Он не удивился, когда она, наконец, начала пробираться к двери.
Сначала он хотел позволить ее уйти, возможно, даже отойти в сторону, чтобы она не заметила свидетеля ее бегства. Но затем, в результате несколько странного, непреодолимого импульса, его ноги вынесли его вперед. Он мало заботился о том, что теперь она подпирала стену в бальном зале. В светском обществе всегда были желтофиоли, и почти всегда находился кто–то, кто исправлял ситуацию.
Но Дэвид был Мэнн–Формсби до самых кончиков ногтей, и если и было что–то, чего он не мог вынести, так это того, что его семья кого–то обидела. А его брат, несомненно, больно обидел эту молодую женщину. Дэвид не мог сказать, что ее жизнь разрушена, но она явно незаслуженно подверглась большому страданию.
Как граф Ренминстер – нет, как Мэнн–Формсби – он был обязан возместить причиненный ущерб.
Именно поэтому он пригласил ее на танец.
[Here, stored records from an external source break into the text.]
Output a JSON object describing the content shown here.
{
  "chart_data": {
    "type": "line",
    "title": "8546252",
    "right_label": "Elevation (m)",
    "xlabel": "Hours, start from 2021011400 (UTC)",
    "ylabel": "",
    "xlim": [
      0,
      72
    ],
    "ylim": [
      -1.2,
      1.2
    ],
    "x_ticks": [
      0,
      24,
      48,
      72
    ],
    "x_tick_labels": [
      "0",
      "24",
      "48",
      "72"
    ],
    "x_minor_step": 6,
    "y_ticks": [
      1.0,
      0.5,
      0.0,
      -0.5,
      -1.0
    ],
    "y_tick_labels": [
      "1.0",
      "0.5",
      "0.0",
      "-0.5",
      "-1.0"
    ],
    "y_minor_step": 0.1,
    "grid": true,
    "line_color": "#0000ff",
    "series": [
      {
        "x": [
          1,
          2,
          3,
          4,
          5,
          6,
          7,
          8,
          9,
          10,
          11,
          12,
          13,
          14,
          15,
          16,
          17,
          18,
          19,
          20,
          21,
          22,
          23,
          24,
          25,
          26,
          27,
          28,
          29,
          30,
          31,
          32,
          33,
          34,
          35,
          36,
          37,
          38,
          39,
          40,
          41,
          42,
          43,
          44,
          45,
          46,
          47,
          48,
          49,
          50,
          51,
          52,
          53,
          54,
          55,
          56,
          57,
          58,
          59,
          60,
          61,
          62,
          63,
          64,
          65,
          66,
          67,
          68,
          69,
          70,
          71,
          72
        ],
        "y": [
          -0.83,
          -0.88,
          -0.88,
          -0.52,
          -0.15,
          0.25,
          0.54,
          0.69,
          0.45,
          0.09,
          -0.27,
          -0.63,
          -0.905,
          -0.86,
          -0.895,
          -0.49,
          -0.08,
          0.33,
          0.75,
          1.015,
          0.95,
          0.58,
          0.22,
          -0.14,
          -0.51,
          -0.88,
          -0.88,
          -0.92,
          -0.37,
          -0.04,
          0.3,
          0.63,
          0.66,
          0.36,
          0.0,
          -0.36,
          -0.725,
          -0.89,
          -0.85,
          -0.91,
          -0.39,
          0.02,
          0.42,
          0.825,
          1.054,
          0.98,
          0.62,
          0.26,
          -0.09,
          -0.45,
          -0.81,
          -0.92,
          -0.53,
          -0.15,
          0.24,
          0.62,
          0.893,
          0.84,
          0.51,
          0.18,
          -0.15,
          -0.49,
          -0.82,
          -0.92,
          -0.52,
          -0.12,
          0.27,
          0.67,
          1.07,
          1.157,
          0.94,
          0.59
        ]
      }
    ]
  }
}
Танец обязательно заметят. Его будут обсуждать. И хотя Дэвида не имел привычки льстить себе, он знал, что простое приглашение на танец возымеет чудесное действие, восстановит популярность Сюзанны.
Казалось, она была скорее напугана его приглашением, но приняла его. Что еще она могла сделать в присутствии такого количества людей, наблюдающих за ними?
Граф провел ее в центр зала, его глаза, не отрываясь, смотрели на нее. Дэвид всегда понимал, чем она привлекала Клайва. Сюзанна обладала спокойной красотой брюнетки, что он находил гораздо более привлекательным, чем модный белокурый, голубоглазый идеал, столь популярный в обществе. Ее кожа была сродни бледному фарфору, лицо ее украшали совершенные брови в разлет и губы цвета розовой малины. Он слышал, что у нее были валлийские предки, и легко мог заметить их влияние.
– Вальс, – сказала она сухо, как только струнный квинтет начал играть. – Как неожиданно.
Ее сарказм позабавил его. Она никогда не была чересчур общительной, но всегда прямолинейной, и он восхищался этой ее чертой, особенно в сочетании с умом. Они начали танец, и затем, в то самое время, когда он решил сделать какое–нибудь глупое замечание о погоде, именно такую беседу они должны были вести, как два взрослых человека, – она нарушила правила, спросив:
– Почему Вы пригласили меня танцевать?
На мгновение он потерял дар речи. Слишком прямолинейно.
– Джентльмену нужна причина? – возразил он.
Она слегка растянула губы в подобии улыбки.
– Вы никогда не производили впечатление джентльмена, который делает что–нибудь без причины.
Он пожал плечами.
– Вы казались такой одинокой в углу.